Dr. Jim Martin 03/23/2016

woman-irritated-eyes-dry-itchy.pngMany patients suffer from dry eyes, particularly in the Texas Panhandle where weather conditions are often dry and windy. For some patients, dry eyes are an occasional issue, while for other patients, they're an ongoing problem.

If you have consistent dry eyes, set up an appointment with your eye doctor to get to the root of the problem. Depending on the underlying cause of dry eyes, an optometrist may recommend one or more of the following dry eye treatments.

1. Taking Cyclosporine. The only prescription drug on the market for treating dry eye is Cyclosporine, which is an anti-inflammatory medication. It reduces corneal damage, heightens basic tear production, and minimizes dry eye symptoms. It may take up to three to six months of twice daily medication to see its effects. For some severe dry eye cases, an optometrist will prescribe short-term corticosteroid eye drops to reduce inflammation.

2. Switching medication. If a medication is causing severe dry eye, your eye doctor may suggest an alternative medication that doesn't cause this side effect. Keep in mind that depending on the given medication, an alternative drug may not always be available.

3. Taking omega-3 fatty acids. In some dry eye cases, taking dietary or supplemental sources of omega-3 fatty acids, particularly EPA and DHA, reduces irritation symptoms.

4. Adjusting or stopping contact lens wear. When contact lens wear contributes to dry eyes, your optometrist may recommend a different type of lens or may suggest reducing the number of hours you wear your lenses.
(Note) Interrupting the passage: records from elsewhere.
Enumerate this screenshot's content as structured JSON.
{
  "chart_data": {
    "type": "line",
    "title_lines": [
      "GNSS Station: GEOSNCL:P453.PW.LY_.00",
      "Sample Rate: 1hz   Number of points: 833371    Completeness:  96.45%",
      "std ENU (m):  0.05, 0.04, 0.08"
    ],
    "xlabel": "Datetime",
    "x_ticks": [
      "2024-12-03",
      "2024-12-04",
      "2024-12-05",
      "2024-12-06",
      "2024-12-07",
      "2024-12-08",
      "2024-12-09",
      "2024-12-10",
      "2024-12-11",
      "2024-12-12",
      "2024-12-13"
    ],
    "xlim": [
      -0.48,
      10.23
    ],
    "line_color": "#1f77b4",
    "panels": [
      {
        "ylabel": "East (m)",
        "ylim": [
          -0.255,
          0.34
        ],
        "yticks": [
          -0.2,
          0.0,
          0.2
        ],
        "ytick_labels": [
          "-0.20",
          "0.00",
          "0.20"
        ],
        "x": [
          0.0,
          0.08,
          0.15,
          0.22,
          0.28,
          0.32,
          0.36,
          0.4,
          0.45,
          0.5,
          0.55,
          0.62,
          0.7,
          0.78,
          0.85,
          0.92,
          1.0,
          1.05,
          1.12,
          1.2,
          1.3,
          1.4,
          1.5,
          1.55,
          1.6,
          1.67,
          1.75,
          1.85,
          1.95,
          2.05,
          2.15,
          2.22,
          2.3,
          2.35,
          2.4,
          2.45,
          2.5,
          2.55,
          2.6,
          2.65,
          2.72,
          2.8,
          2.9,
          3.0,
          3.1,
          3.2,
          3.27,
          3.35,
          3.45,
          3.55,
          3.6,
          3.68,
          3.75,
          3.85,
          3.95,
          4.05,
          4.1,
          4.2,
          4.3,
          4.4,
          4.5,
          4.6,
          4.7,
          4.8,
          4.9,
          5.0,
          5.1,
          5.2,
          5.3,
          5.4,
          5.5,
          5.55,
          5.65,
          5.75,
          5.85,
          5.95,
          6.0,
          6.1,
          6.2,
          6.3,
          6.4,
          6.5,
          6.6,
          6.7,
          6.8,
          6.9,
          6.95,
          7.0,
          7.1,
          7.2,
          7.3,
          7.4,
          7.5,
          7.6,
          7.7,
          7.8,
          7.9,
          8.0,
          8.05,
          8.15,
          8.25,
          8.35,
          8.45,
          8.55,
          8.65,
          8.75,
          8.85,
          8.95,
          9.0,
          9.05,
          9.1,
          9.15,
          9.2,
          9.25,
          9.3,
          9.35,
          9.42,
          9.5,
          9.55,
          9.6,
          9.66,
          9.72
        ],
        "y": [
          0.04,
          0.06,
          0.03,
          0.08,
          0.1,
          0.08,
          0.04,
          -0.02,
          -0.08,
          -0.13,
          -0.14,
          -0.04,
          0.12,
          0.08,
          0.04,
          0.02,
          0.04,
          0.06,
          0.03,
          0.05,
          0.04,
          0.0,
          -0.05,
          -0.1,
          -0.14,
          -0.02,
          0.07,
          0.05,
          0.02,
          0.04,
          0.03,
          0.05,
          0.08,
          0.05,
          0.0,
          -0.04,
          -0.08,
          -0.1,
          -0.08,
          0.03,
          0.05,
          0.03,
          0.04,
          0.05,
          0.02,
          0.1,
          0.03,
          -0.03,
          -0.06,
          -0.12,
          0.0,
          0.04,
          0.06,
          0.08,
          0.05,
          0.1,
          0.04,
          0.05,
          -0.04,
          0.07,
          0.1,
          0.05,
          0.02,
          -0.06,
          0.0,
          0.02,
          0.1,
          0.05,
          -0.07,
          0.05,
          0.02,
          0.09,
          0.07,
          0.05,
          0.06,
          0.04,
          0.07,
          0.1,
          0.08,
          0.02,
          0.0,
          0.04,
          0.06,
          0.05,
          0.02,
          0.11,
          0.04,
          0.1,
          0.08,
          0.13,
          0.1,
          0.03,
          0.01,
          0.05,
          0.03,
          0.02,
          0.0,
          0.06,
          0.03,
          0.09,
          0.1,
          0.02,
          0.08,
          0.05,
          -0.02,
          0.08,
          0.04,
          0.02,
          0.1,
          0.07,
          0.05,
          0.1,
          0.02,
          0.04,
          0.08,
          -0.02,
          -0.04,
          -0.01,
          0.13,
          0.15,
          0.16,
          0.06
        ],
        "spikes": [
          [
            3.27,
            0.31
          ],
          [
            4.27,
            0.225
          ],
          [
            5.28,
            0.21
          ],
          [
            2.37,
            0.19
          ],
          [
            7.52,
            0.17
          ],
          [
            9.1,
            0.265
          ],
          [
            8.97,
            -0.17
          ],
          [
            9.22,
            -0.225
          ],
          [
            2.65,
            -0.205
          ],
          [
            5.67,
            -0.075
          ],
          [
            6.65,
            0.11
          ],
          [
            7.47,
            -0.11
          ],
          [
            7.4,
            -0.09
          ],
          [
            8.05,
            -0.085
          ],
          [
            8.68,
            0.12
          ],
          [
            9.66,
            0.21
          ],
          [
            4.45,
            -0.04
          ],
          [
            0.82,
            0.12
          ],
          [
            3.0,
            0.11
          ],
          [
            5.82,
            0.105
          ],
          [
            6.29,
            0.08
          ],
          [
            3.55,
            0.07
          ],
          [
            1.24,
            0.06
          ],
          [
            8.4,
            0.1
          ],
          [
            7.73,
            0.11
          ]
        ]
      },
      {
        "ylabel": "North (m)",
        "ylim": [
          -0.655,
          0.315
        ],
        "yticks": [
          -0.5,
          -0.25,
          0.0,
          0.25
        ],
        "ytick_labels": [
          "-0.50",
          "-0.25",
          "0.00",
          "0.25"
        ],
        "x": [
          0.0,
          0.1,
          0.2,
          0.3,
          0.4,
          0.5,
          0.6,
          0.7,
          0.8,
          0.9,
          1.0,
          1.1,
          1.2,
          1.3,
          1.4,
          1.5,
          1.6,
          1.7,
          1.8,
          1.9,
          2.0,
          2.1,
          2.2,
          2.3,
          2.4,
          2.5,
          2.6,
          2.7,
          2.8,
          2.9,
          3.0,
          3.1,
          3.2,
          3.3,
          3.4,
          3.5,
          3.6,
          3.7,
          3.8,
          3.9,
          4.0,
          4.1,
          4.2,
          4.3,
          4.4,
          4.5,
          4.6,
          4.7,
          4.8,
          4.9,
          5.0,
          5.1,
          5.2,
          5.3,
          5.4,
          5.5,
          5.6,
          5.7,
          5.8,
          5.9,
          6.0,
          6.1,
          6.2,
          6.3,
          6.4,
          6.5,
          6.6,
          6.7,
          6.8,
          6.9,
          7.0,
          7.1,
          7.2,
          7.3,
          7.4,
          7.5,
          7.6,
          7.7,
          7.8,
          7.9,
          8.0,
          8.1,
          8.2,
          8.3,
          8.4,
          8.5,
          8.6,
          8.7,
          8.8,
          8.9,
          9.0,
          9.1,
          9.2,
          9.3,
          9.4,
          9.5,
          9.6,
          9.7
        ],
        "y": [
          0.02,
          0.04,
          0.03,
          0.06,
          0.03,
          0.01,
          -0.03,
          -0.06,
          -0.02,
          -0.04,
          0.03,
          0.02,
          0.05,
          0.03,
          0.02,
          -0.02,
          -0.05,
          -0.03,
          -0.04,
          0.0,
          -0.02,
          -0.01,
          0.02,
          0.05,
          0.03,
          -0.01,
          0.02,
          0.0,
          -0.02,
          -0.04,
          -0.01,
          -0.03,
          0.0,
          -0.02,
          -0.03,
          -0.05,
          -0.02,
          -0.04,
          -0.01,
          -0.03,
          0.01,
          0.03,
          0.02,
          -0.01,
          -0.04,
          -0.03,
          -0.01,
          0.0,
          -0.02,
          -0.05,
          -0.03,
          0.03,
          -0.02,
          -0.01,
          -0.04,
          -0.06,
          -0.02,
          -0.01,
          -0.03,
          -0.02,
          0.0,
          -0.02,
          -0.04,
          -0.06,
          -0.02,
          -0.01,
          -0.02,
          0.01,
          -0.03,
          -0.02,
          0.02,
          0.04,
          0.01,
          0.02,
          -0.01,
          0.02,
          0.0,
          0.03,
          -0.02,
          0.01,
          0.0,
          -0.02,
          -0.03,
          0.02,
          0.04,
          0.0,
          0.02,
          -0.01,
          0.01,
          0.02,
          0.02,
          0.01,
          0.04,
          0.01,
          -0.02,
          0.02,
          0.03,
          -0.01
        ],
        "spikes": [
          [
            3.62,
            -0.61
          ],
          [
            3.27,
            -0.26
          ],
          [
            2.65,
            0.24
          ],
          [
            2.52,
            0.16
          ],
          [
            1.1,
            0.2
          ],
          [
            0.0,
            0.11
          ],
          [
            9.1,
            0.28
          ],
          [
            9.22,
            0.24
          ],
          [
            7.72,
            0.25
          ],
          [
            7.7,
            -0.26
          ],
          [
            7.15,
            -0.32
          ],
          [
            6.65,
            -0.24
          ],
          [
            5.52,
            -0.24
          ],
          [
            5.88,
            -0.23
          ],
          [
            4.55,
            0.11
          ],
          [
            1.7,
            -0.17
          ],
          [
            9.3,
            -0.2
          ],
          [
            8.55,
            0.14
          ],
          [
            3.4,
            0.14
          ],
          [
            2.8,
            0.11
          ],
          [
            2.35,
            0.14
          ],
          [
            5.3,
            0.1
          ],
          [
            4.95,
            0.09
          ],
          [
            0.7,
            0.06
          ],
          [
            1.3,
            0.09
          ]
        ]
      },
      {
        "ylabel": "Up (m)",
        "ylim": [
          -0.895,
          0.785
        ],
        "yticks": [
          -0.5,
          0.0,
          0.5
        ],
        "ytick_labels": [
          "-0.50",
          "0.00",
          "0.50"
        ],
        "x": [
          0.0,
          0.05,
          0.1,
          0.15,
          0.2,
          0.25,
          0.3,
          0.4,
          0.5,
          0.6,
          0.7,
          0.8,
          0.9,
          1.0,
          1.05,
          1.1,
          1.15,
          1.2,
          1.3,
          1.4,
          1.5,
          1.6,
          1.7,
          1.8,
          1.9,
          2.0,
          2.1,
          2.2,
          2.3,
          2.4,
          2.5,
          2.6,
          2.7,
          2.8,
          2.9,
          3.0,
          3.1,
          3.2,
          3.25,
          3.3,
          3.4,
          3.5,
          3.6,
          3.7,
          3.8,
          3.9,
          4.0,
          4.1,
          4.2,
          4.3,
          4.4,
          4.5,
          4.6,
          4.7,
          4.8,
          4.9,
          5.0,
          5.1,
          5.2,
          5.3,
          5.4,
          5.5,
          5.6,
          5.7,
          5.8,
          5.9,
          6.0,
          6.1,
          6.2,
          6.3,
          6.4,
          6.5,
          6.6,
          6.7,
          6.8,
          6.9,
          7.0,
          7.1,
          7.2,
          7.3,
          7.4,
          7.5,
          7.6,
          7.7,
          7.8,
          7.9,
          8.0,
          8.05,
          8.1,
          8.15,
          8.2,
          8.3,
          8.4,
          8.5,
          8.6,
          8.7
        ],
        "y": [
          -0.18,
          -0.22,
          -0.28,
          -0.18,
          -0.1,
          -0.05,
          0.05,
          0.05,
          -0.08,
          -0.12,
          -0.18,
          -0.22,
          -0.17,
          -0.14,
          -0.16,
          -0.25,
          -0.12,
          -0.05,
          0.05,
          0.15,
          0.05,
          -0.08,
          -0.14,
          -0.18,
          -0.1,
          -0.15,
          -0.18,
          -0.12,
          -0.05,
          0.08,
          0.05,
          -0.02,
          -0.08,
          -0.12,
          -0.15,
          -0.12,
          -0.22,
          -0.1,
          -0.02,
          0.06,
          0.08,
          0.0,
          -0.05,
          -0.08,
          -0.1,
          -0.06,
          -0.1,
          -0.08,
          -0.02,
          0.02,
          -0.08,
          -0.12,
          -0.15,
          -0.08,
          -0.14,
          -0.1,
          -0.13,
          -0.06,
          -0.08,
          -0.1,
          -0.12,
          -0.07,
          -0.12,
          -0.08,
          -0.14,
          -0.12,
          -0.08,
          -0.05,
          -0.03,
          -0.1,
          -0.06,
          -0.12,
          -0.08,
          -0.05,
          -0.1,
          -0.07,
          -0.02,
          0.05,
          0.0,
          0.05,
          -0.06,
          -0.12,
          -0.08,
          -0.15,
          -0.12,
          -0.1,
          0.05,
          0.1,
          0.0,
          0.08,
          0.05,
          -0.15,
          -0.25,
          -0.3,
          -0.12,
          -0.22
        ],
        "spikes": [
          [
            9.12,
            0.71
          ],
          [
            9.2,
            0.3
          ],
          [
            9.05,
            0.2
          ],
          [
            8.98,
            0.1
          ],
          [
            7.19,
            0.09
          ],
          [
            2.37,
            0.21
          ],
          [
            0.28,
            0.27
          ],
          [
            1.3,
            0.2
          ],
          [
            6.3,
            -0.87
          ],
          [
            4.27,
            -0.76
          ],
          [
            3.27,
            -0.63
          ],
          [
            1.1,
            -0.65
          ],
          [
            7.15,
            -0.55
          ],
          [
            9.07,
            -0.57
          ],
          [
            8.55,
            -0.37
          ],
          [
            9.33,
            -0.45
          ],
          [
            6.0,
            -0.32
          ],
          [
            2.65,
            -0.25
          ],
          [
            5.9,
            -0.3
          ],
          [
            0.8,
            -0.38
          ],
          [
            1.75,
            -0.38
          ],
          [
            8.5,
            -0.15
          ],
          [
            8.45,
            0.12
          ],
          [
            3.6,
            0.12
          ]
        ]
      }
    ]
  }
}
Depending on the severity of dry eye, your eye doctor may suggest stopping contact lens wear altogether, at least temporarily.

5. Plugging the drainage holes. The drainage holes are small round openings at the inside corners of the eyelids where tears flow from the eye down to the nose. An eyecare professional can insert lacrimal or punctal plugs as a short term solution. Typically, the process is painless and patients don't feel the plugs.

6. Undergoing surgery. For some eye patients, a simple surgical procedure called punctal cautery is suggested to close the drainage holes permanently. The surgery helps keep the limited tears that the eye does produce on the eye for a longer period of time.

7. Undergoing LipiFlow. 86% of eye patients with dry eyes have an issue with the eye's lipid layer. When the meibomian or oil glands aren't producing protective lipid, the tears that keep the eye moist dry up too rapidly, leaving the eye's surface dry and susceptible to irritation. LipiFlow opens up the congested eyelid glands, enabling the lipids to flow properly.